The current study analysed overall survival and progression-free survival according to four categories of BMI (<25, 25-<30, 30-35, >35 kg/m2) in patients treated with bevacizumab in the first line for mCRC. The researchers used a pooled dataset of patients with previously untreated mCRC who received bevacizumab with chemotherapy in four large prospective US and European registry studies, namely BEAT, BRiTE, AWB and CONCERT. 

A total of 6,128 patients were included in the analysis, which showed that patients with the lowest BMI (<25 kg/m2) had a significantly shorter overall survival than patients in the other BMI categories (see table). Progression-free survival was similar across all BMI subgroups. 

Zafar said: “Our primary finding was that obesity was not associated with worse survival in mCRC. Contrary to our hypothesis, patients who had the lowest BMI were at risk of having the shortest survival. This effect persisted after adjusting for study, age, ECOG performance status, gender, and hypertension. We did not see any relationship between BMI and progression-free survival.”

With regard to how the findings might be explained, Zafar said: “When it comes to obesity and colorectal cancer incidence and recurrence, there is likely some biologic mechanism that increases that risk, which may be related to factors including insulin or insulin-like growth factor. However, in the relationship between obesity and survival in metastatic colorectal cancer, it’s likely that cancer-related cachexia overwhelmed any potential biologic harm from obesity or any potential inadequate dosing that obese patients may experience.” 

He added: “These results suggest that cachexia is a fairly strong predictor of poor outcomes in these patients. This could be a biologic effect or a treatment pattern issue. Cachexia by itself is a poor prognostic indicator but there also may be a relationship between cachexia and how much treatment patients can tolerate. I would hypothesise that the lowest weight patients in our analysis received or tolerated less treatment.” 

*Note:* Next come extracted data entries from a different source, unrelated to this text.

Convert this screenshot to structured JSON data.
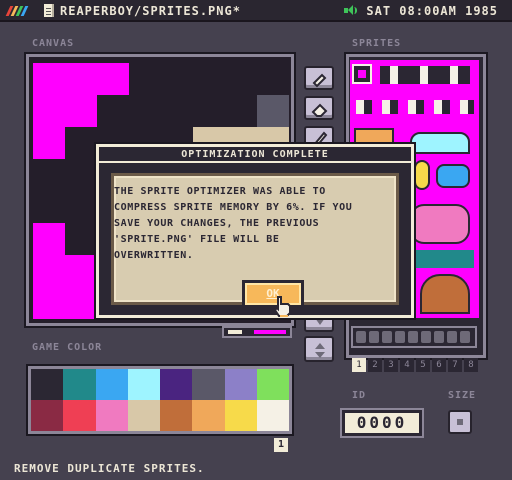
{
  "topbar": {
    "title": "REAPERBOY/SPRITES.PNG*",
    "clock": "SAT 08:00AM 1985",
    "logo_colors": [
      "#e8443a",
      "#f7b85a",
      "#3fc45a",
      "#3aa7f2"
    ]
  },
  "labels": {
    "canvas": "CANVAS",
    "sprites": "SPRITES",
    "game_color": "GAME COLOR",
    "id": "ID",
    "size": "SIZE"
  },
  "palette": {
    "colors": [
      "#2b2733",
      "#21898a",
      "#3aa7f2",
      "#9ef4ff",
      "#4a2480",
      "#5a5868",
      "#8c80c8",
      "#7fe05c",
      "#8a2a44",
      "#ef3f54",
      "#f07ac0",
      "#d8c8a8",
      "#c06e3a",
      "#f0a85a",
      "#f7da4a",
      "#f5f1e6"
    ],
    "selected_index": "1"
  },
  "pages": [
    "1",
    "2",
    "3",
    "4",
    "5",
    "6",
    "7",
    "8"
  ],
  "id_value": "0000",
  "status": "REMOVE DUPLICATE SPRITES.",
  "dialog": {
    "title": "OPTIMIZATION COMPLETE",
    "lines": [
      "THE SPRITE OPTIMIZER WAS ABLE TO",
      "COMPRESS SPRITE MEMORY BY 6%. IF YOU",
      "SAVE YOUR CHANGES, THE PREVIOUS",
      "'SPRITE.PNG' FILE WILL BE",
      "OVERWRITTEN."
    ],
    "ok_label": "OK"
  },
  "tools": [
    "brush-icon",
    "eraser-icon",
    "pencil-icon"
  ]
}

Patients with the lowest BMI had similar progression-free survival to those in the other BMI categories. Zafar explained: “It’s possible that the lowest weight patients may receive adequate first-line treatment but then are too sick to receive subsequent lines of therapy. That may be where we can focus more attention on improving their outcomes.” 

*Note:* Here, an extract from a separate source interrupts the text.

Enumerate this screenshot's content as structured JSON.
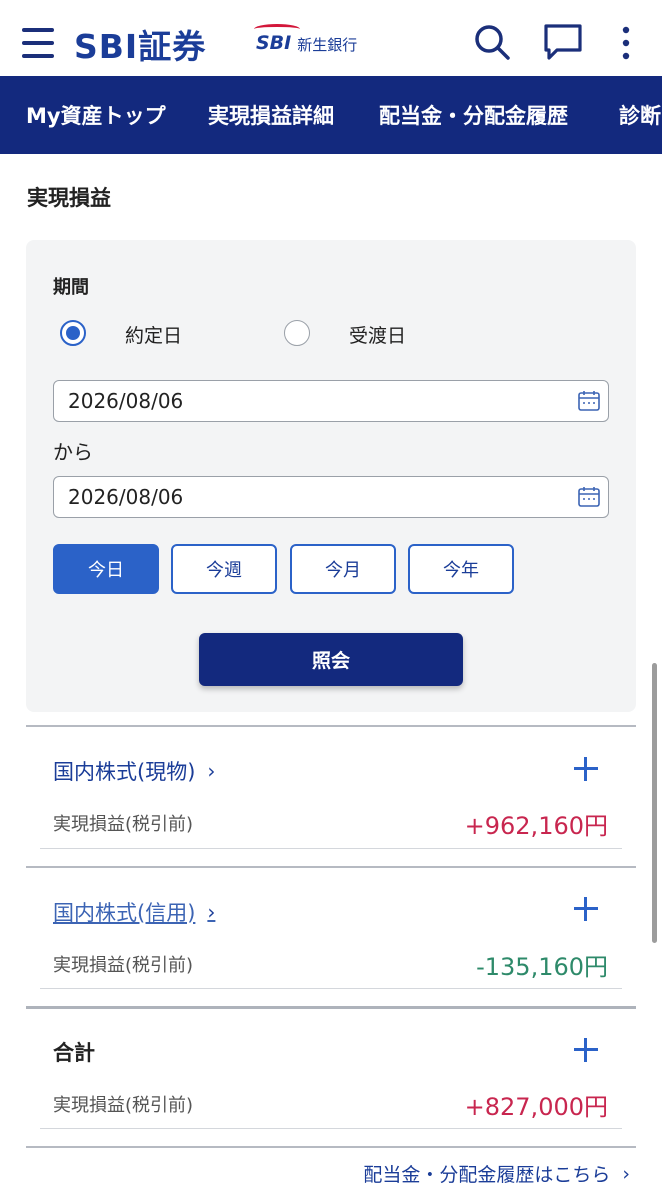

Looking to the future of this research area, Zafar said: “An important next step in this work would be a closer study of how cachexia worsens patient outcomes in mCRC. We need to understand whether it is the biology of cachexia that harms these patients more, or whether their outcome is worsened by receipt of sub-par treatment. Or it could be a combination of both.” 

Commenting on the data, Dr Roberto Labianca, Director of the Cancer Centre, Ospedale Giovanni XXIII in Bergamo, Italy, ESMO spokesperson, said: “This study is important because we can now consider BMI as a prognostic factor for patients with metastatic colorectal cancer. The clinical implication could be that patients with low BMI should be considered similar to patients with more aggressive cancer 

and probably they should be given more active treatment. For example, polychemotherapy instead of monotherapy or a biological plus chemotherapy instead of chemotherapy alone.” 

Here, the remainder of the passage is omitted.